Beanie: Borrowed (Brand: Supreme), Necklace: eBay, Tank: Morning Warrior via Nasty Gal, Shorts: Bad Vibes, Tibetan Stone Cuff: c/o Hot Trash Vintage
Nothing says "fun times" like a gathering that includes every member of your immediate family and step-family, your boss(es), your old BFF from high school who you haven't talked to since MySpace, plus a cast of additional characters reminiscent of a Real Housewives of Orange County meets Sons of Anarchy mishmash. My anxiety leading up to this pre-matrimonial formality was filled with thoughts like "How the fuck are these people going to get along?" and "How did WE ever become friends?" and "Can I get wasted at my own party?"
The smorgasbord of vastly different people who showed up got me thinking. I've assimilated myself among a completely varying slew of personalities over the years, which I look back on and feel sort of odd about. I guess it's because I grew up in an environment that encouraged me to be who my parents wanted me to be. (Which is nothing unique in itself.) But to be cajoled into becoming a scientist/a doctor/a lawyer your entire life by two individuals who (1) wanted to see their daughter in a certain image and (2) wanted me to "use my brains" (as if using your brains meant something strictly academic) is not something that ever really felt right. I was tugged in multiple directions and surrounded myself with completely miscellaneous crowds while I tried to figure out who I wanted to be and who I thought I was.
While the parents did encourage and promote feminist values such as being a successful and financially independent woman, there was always a strong pressure to "look pretty" as a part of that job description. I adhered to that expectation for quite a long time, while woefully gazing at eccentrically angelic women whose beauty lied outside the constraints of conventional female ideals. Tattoos, unkempt hair, clothing not found in department stores...These were all things that were "unpretty" by many sets of standards. They were aesthetic choices that I wasn't "supposed" to admire. It's a strange thing -- to think that you don't like something but then realize that you actually do. And you like it more than what you liked before. And what you liked before you actually hate.

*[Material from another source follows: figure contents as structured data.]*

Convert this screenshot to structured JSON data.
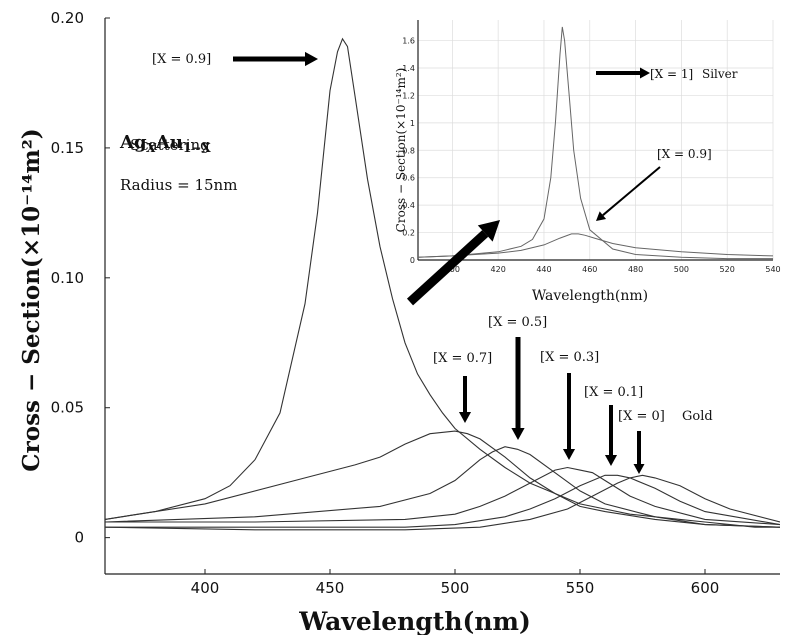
{
  "chart_data": [
    {
      "type": "line",
      "title": "",
      "xlabel": "Wavelength(nm)",
      "ylabel": "Cross − Section(×10⁻¹⁴m²)",
      "xlim": [
        360,
        630
      ],
      "ylim": [
        -0.014,
        0.2
      ],
      "x_ticks": [
        "400",
        "450",
        "500",
        "550",
        "600"
      ],
      "y_ticks": [
        "0",
        "0.05",
        "0.10",
        "0.15",
        "0.20"
      ],
      "grid": false,
      "info_title": "Ag",
      "info_title_sub1": "X",
      "info_title_mid": "Au",
      "info_title_sub2": "1−X",
      "info_line1": "Scattering",
      "info_line2": "Radius = 15nm",
      "series": [
        {
          "name": "[X = 0.9]",
          "label": "[X = 0.9]",
          "x": [
            360,
            380,
            400,
            410,
            420,
            430,
            440,
            445,
            450,
            453,
            455,
            457,
            460,
            465,
            470,
            475,
            480,
            485,
            490,
            495,
            500,
            510,
            520,
            530,
            540,
            550,
            560,
            570,
            580,
            590,
            600,
            610,
            620,
            630
          ],
          "y": [
            0.007,
            0.01,
            0.015,
            0.02,
            0.03,
            0.048,
            0.09,
            0.125,
            0.172,
            0.187,
            0.192,
            0.189,
            0.17,
            0.138,
            0.112,
            0.092,
            0.075,
            0.063,
            0.055,
            0.048,
            0.042,
            0.034,
            0.027,
            0.021,
            0.017,
            0.013,
            0.011,
            0.009,
            0.008,
            0.007,
            0.006,
            0.005,
            0.004,
            0.004
          ]
        },
        {
          "name": "[X = 0.7]",
          "label": "[X = 0.7]",
          "x": [
            360,
            400,
            440,
            460,
            470,
            480,
            490,
            500,
            505,
            510,
            520,
            530,
            540,
            550,
            560,
            580,
            600,
            630
          ],
          "y": [
            0.007,
            0.013,
            0.023,
            0.028,
            0.031,
            0.036,
            0.04,
            0.041,
            0.04,
            0.038,
            0.031,
            0.023,
            0.017,
            0.012,
            0.01,
            0.007,
            0.005,
            0.004
          ]
        },
        {
          "name": "[X = 0.5]",
          "label": "[X = 0.5]",
          "x": [
            360,
            420,
            470,
            490,
            500,
            510,
            515,
            520,
            525,
            530,
            540,
            550,
            560,
            580,
            600,
            630
          ],
          "y": [
            0.006,
            0.008,
            0.012,
            0.017,
            0.022,
            0.03,
            0.033,
            0.035,
            0.034,
            0.032,
            0.025,
            0.018,
            0.013,
            0.008,
            0.005,
            0.004
          ]
        },
        {
          "name": "[X = 0.3]",
          "label": "[X = 0.3]",
          "x": [
            360,
            420,
            480,
            500,
            510,
            520,
            530,
            540,
            545,
            550,
            555,
            560,
            570,
            580,
            600,
            630
          ],
          "y": [
            0.006,
            0.006,
            0.007,
            0.009,
            0.012,
            0.016,
            0.021,
            0.026,
            0.027,
            0.026,
            0.025,
            0.022,
            0.016,
            0.012,
            0.007,
            0.005
          ]
        },
        {
          "name": "[X = 0.1]",
          "label": "[X = 0.1]",
          "x": [
            360,
            420,
            480,
            500,
            520,
            530,
            540,
            550,
            560,
            565,
            570,
            580,
            590,
            600,
            630
          ],
          "y": [
            0.004,
            0.004,
            0.004,
            0.005,
            0.008,
            0.011,
            0.015,
            0.02,
            0.024,
            0.024,
            0.023,
            0.019,
            0.014,
            0.01,
            0.005
          ]
        },
        {
          "name": "[X = 0] Gold",
          "label": "[X = 0]",
          "extra": "Gold",
          "x": [
            360,
            420,
            480,
            510,
            530,
            545,
            555,
            565,
            570,
            575,
            580,
            590,
            600,
            610,
            630
          ],
          "y": [
            0.004,
            0.003,
            0.003,
            0.004,
            0.007,
            0.011,
            0.016,
            0.021,
            0.023,
            0.024,
            0.023,
            0.02,
            0.015,
            0.011,
            0.006
          ]
        }
      ]
    },
    {
      "type": "line",
      "title": "",
      "xlabel": "Wavelength(nm)",
      "ylabel": "Cross − Section(×10⁻¹⁴m²)",
      "xlim": [
        385,
        540
      ],
      "ylim": [
        0,
        1.75
      ],
      "x_ticks": [
        "400",
        "420",
        "440",
        "460",
        "480",
        "500",
        "520",
        "540"
      ],
      "y_ticks": [
        "0",
        "0.2",
        "0.4",
        "0.6",
        "0.8",
        "1",
        "1.2",
        "1.4",
        "1.6"
      ],
      "grid": true,
      "series": [
        {
          "name": "[X = 1] Silver",
          "label": "[X = 1]",
          "extra": "Silver",
          "x": [
            385,
            400,
            420,
            430,
            435,
            440,
            443,
            445,
            447,
            448,
            449,
            451,
            453,
            456,
            460,
            470,
            480,
            500,
            520,
            540
          ],
          "y": [
            0.02,
            0.03,
            0.06,
            0.1,
            0.15,
            0.3,
            0.6,
            1.0,
            1.5,
            1.7,
            1.6,
            1.2,
            0.8,
            0.45,
            0.22,
            0.08,
            0.04,
            0.02,
            0.01,
            0.01
          ]
        },
        {
          "name": "[X = 0.9]",
          "label": "[X = 0.9]",
          "x": [
            385,
            400,
            420,
            430,
            440,
            447,
            452,
            455,
            458,
            462,
            470,
            480,
            500,
            520,
            540
          ],
          "y": [
            0.02,
            0.03,
            0.05,
            0.07,
            0.11,
            0.16,
            0.19,
            0.19,
            0.18,
            0.16,
            0.12,
            0.09,
            0.06,
            0.04,
            0.03
          ]
        }
      ]
    }
  ]
}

I can't help but wonder...How much of who you are is expressed by your choice of appearance? What does your image say about what your priorities and values are? I believe it says quite a lot. In a really old, old post of mine I talked about something like this. About how people dress for comfort, function, job description, sex appeal or self expression (well, maybe sex appeal is a form of self expression). In my case, the urge to dress in a way to publicly express who I am is strong and unyielding. It's part of who I am and it has played a ridiculously huge role in my journey of self-actualization.
I've long shaken off the old preferences to looking like a teenage Barbie doll, but I haven't shaken off the importance I place on my appearance. My outfit can affect my mood, my attitude and the way I experience any given day. Maybe this is something that people never talk about or maybe most people don't even think about this stupid shit. What can I say...I guess I just can't help it.